Many observers believe that this is part of a larger effort by Putin to overhaul the Russian constitution so that he can remain in power after his current presidential term is set to expire in 2024.
Putin’s grip on power
According to the Russian constitution, presidents are limited to serving two consecutive terms. In 2008, Putin stepped down as the country’s leader to become prime minister while Medvedev took his place.
Putin later returned to office in 2012, but it is widely believed that even while technically serving as prime minister during those intervening years, Putin continued to be the nation’s supreme authority.

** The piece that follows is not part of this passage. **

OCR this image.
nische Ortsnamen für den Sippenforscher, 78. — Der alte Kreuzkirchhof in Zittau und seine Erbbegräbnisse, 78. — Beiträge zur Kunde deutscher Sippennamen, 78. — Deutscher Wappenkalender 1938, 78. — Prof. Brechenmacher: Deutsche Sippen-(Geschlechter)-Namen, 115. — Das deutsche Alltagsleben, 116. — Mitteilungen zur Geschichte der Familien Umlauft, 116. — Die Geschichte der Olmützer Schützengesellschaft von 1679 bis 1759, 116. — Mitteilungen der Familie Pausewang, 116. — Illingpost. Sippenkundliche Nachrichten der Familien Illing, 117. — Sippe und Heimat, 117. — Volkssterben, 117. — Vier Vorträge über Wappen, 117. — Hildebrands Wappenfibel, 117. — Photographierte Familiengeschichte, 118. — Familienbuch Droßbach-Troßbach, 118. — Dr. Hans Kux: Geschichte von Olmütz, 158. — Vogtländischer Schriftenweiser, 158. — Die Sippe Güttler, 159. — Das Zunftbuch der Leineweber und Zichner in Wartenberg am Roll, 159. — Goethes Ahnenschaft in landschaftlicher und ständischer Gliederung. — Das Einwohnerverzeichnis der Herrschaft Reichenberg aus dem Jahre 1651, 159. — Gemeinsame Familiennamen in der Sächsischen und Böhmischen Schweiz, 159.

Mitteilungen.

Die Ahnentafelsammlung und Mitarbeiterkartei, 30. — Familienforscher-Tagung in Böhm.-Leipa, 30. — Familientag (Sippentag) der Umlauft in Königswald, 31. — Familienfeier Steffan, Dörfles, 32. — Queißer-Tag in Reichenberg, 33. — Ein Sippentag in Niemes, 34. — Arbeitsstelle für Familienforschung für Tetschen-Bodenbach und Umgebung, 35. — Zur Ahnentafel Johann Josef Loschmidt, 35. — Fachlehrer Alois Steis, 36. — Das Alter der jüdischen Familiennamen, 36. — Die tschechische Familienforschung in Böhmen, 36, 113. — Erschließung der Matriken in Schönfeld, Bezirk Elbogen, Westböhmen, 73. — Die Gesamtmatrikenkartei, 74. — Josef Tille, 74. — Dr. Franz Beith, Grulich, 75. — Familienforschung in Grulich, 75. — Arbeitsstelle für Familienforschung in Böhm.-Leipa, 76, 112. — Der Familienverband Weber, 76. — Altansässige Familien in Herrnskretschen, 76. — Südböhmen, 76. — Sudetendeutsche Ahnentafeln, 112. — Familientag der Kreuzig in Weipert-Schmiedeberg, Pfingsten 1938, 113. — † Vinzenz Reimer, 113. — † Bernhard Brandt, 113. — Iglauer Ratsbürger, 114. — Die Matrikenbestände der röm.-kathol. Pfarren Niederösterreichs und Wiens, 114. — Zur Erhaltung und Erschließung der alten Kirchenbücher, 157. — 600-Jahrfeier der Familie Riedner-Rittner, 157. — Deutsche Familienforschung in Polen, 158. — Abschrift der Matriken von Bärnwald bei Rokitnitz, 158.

In fact, when President Barack Obama was heard promising then-President Medvedev in 2012 that he would have “more flexibility” regarding relations with Russia following that year’s election in the United States, Medvedev replied that he would relay the information to Putin, according to Reuters, suggesting who was truly in control at the time.
Born in what was then known as Leningrad, Putin once worked as a KGB officer in East Germany. He came to international prominence in 1999 after being made acting president following the unexpected resignation of Boris Yeltsin, Russia’s first post-communist leader.
Putin won election to the office in his own right a year later and was subsequently re-elected in 2004.
Human rights in Russia have deteriorated under Putin’s rule, with dissidents even being targeted abroad. The 2006 poisoning of former Russian spy Alexander Litvinenko in London is widely believed to have been done at Putin’s behest.
Expanding Russia’s reach
Meanwhile, Putin has attempted to modernize Russia’s military and expand the country’s influence across the globe. He has also overseen the invasions of neighboring Georgia in 2008 and Ukraine’s Crimean Peninsula in 2014, both of which sparked international condemnation.
President Trump has long been accused of having colluded with Putin’s regime during the run-up to the 2016 election in the United States, but a costly, multi-year investigation headed by Special Counsel Robert Mueller found no proof of coordination between the two.